Only the individual or business can really answer this question, based on the type of work being carried out. A realistic view needs to be taken on the amount of potential damages. It is worth remembering that by showing your professional indemnity insurance policy to a client, (and disclosing your sum insured) will not limit your liability, unless a monetary cap is agreed at the time of appointment. It should also be remembered that a policy of indemnity will have a set level of cover. This cover will only apply for the period the policy is in force. However, liability for damages can be unlimited in amount and extend over a lengthy period. Insurers will usually be able to offer a variety of sums insured. Defence costs are usually in addition to the limit of indemnity.
Under a professional indemnity policy, the limit of indemnity would generally operate in one of two ways. Firstly, on an each and every claim basis, what ever limit of indemnity you have selected applies to each claim that is made under the policy. However, a series of claims all arising from the same event would be regarded as a single claim for the purpose of applying the limit of indemnity. Secondly, the limit of indemnity is the total amount that will be paid for all claims arising within the policy period.
Professional indemnity covers operate on what is known as a “claims made” basis. The cover is retro active. which means the policy that is in force at the time the loss is notified, that will be operative irrespective of when the work was carried out or the alleged negligence occurred. Uk law is complex and liability attaches to individuals and directors in different ways. If an individual, partnership or limited company ceases to trade, that does not necessarily mean that a claim will not be forthcoming at a later date. Subject to limitation periods, it is therefore essential to keep a policy active in to the future.
How are Professional Indemnity Insurance Claims Made?
A self employed professional or a business purchases this type of cover for their own protection. The policy is not designed for the protection of the policyholders clients who cannot claim directly from the cover. First they must prove that the policyholder is liable. This in itself can be costly and time consuming and the policy will provide for defence costs. The client will have to prove negligence either under a service contract or in tort (a wrongful act or an infringement of a right (other than under contract) leading to legal liability).

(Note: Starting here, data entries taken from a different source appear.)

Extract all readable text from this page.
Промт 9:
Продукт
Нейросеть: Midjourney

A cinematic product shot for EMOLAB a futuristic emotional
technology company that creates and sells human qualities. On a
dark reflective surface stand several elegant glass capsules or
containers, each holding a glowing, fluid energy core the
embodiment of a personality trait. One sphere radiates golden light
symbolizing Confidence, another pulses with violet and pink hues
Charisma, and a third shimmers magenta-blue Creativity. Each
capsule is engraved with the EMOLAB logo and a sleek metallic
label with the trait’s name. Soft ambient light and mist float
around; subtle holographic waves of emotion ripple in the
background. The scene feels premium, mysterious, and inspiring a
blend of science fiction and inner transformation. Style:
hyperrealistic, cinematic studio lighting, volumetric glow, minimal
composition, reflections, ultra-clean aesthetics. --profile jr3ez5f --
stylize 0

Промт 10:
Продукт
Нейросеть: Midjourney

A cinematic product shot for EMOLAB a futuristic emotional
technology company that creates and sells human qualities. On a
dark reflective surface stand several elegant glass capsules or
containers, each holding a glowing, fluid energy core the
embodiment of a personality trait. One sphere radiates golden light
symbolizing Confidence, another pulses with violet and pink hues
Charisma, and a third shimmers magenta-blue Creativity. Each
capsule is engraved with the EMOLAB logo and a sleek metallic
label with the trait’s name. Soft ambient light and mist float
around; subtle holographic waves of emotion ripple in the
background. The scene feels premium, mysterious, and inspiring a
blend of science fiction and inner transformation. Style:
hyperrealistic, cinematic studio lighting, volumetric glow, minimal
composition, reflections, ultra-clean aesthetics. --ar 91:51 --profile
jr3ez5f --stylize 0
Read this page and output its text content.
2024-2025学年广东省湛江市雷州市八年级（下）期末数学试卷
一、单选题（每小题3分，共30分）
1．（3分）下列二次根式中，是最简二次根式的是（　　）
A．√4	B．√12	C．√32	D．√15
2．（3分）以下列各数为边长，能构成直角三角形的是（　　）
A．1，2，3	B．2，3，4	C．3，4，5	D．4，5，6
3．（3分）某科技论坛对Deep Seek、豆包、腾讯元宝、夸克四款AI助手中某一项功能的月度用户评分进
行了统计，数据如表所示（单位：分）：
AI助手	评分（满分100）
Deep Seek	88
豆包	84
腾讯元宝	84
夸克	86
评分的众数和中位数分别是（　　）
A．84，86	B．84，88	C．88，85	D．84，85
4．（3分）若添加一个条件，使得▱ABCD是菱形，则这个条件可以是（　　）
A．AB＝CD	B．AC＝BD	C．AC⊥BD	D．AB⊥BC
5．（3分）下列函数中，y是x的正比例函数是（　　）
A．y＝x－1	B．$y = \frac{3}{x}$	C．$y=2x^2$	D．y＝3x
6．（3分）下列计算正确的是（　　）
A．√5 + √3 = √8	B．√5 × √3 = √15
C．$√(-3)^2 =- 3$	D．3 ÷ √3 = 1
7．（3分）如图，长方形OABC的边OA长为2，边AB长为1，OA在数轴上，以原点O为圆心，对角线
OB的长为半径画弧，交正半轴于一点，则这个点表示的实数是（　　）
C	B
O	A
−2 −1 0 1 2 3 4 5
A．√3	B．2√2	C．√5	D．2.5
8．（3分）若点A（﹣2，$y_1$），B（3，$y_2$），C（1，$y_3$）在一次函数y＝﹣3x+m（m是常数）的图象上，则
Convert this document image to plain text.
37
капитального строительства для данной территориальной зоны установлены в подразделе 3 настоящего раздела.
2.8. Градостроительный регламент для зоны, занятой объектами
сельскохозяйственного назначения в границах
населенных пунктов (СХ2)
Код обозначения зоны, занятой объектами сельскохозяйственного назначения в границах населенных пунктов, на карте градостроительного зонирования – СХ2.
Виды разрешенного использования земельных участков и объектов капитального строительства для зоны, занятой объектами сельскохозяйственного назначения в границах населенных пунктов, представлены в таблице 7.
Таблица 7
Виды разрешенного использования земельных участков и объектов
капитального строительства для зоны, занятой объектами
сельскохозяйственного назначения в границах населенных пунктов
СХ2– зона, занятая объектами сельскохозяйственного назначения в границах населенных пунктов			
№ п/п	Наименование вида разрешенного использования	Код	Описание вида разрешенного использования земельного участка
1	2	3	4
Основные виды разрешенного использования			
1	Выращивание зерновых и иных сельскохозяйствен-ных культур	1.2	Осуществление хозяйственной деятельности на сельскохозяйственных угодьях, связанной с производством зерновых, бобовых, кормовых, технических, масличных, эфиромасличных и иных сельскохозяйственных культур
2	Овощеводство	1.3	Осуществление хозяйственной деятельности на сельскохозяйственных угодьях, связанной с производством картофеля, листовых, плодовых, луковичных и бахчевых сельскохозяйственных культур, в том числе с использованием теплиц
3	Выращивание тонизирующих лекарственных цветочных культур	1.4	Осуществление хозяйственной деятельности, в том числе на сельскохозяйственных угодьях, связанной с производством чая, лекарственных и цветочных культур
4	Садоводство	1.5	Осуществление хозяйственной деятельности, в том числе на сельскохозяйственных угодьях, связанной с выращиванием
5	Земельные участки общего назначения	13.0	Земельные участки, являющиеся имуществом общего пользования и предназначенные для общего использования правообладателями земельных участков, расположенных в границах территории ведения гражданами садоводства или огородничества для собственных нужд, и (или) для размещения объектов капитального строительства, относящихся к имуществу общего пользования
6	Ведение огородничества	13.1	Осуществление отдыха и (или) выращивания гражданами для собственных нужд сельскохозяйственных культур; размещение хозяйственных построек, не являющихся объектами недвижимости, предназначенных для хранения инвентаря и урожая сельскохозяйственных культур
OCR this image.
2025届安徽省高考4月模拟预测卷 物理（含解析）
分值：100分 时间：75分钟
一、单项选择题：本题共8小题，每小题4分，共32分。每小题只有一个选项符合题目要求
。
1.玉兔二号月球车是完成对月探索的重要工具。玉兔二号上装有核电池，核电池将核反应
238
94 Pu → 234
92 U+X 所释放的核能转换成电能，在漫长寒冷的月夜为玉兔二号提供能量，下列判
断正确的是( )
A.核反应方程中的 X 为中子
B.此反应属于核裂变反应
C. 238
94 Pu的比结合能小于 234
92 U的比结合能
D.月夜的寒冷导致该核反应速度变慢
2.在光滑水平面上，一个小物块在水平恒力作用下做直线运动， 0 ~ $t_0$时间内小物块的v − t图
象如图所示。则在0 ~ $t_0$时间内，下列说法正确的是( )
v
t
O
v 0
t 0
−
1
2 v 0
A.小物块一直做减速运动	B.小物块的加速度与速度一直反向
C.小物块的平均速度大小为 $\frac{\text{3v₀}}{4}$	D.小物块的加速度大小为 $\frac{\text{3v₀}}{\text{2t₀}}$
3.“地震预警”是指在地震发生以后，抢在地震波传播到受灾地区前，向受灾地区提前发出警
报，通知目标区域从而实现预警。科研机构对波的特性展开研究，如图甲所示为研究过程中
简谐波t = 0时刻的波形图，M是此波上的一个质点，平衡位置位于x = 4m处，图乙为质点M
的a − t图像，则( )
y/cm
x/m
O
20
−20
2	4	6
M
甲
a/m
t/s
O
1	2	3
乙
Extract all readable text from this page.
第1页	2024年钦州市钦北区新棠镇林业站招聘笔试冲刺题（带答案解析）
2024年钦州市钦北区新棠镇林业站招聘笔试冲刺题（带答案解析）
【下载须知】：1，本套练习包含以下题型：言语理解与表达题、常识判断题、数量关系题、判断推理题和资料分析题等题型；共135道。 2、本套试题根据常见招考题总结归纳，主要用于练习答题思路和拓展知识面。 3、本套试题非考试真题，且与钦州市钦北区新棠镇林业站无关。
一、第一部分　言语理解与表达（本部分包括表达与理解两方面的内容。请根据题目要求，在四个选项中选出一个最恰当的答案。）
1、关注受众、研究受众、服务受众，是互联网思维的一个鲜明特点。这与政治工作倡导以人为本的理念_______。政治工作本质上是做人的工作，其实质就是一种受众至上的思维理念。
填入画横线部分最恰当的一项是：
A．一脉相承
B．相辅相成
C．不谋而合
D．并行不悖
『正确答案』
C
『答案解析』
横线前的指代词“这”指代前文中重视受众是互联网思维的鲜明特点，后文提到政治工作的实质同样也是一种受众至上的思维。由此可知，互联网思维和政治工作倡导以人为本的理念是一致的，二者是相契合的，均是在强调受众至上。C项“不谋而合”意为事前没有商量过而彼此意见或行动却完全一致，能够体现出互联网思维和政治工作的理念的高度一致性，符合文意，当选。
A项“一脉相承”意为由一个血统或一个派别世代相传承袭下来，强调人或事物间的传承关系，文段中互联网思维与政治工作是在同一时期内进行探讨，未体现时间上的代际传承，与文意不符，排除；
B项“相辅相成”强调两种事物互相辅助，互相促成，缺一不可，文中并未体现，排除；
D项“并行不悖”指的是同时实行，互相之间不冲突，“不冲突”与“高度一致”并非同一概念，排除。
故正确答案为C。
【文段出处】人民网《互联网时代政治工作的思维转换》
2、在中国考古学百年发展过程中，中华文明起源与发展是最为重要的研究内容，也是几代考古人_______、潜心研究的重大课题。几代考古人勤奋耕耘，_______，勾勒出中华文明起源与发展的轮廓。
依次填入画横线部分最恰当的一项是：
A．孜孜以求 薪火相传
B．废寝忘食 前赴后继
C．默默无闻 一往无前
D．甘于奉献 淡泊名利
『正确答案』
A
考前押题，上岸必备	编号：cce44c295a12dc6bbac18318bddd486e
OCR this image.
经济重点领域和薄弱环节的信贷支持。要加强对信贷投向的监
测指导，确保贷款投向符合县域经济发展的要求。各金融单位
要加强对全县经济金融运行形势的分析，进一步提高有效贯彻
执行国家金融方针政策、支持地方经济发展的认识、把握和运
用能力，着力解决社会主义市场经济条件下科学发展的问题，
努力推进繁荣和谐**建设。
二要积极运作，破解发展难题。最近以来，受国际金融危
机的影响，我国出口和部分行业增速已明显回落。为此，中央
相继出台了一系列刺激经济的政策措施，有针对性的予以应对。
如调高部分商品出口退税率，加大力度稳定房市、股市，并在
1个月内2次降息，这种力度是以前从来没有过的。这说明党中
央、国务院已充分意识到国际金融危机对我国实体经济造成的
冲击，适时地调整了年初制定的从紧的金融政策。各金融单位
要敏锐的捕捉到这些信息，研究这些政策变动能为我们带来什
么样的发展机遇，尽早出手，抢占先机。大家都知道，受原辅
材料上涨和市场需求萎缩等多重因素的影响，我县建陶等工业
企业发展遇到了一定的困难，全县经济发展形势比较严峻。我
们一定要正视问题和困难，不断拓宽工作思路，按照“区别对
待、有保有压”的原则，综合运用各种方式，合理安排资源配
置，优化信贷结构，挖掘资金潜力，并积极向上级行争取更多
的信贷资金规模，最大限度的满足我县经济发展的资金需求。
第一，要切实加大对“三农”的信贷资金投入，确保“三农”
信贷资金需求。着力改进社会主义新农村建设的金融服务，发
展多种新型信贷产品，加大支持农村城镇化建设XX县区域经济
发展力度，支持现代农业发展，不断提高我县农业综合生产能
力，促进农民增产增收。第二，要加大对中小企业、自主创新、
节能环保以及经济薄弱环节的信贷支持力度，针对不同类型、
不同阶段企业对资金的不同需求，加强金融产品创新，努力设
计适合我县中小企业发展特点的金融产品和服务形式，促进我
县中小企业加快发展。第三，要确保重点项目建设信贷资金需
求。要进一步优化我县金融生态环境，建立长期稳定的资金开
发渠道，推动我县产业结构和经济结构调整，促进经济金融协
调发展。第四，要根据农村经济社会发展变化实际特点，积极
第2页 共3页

If a claim for negligence is upheld, the individual or company is likely to be held responsible for losses incurred by the claimant which are deemed to be reasonably foreseeable. A well as damages, liability could also include the claimants legal costs. It is quite common for large sums of money to be spent on legal expenses, trying to retrieve a relatively small amount of damages. Once a claim is reported to the insurance company, they will tend to deal with the claim as appropriate, liaising with the policyholder when necessary. This in itself has a value for a business, dealing with any form of litigation without help can be hugely time consuming and costly especially where an individual, partnership or small business are concerned.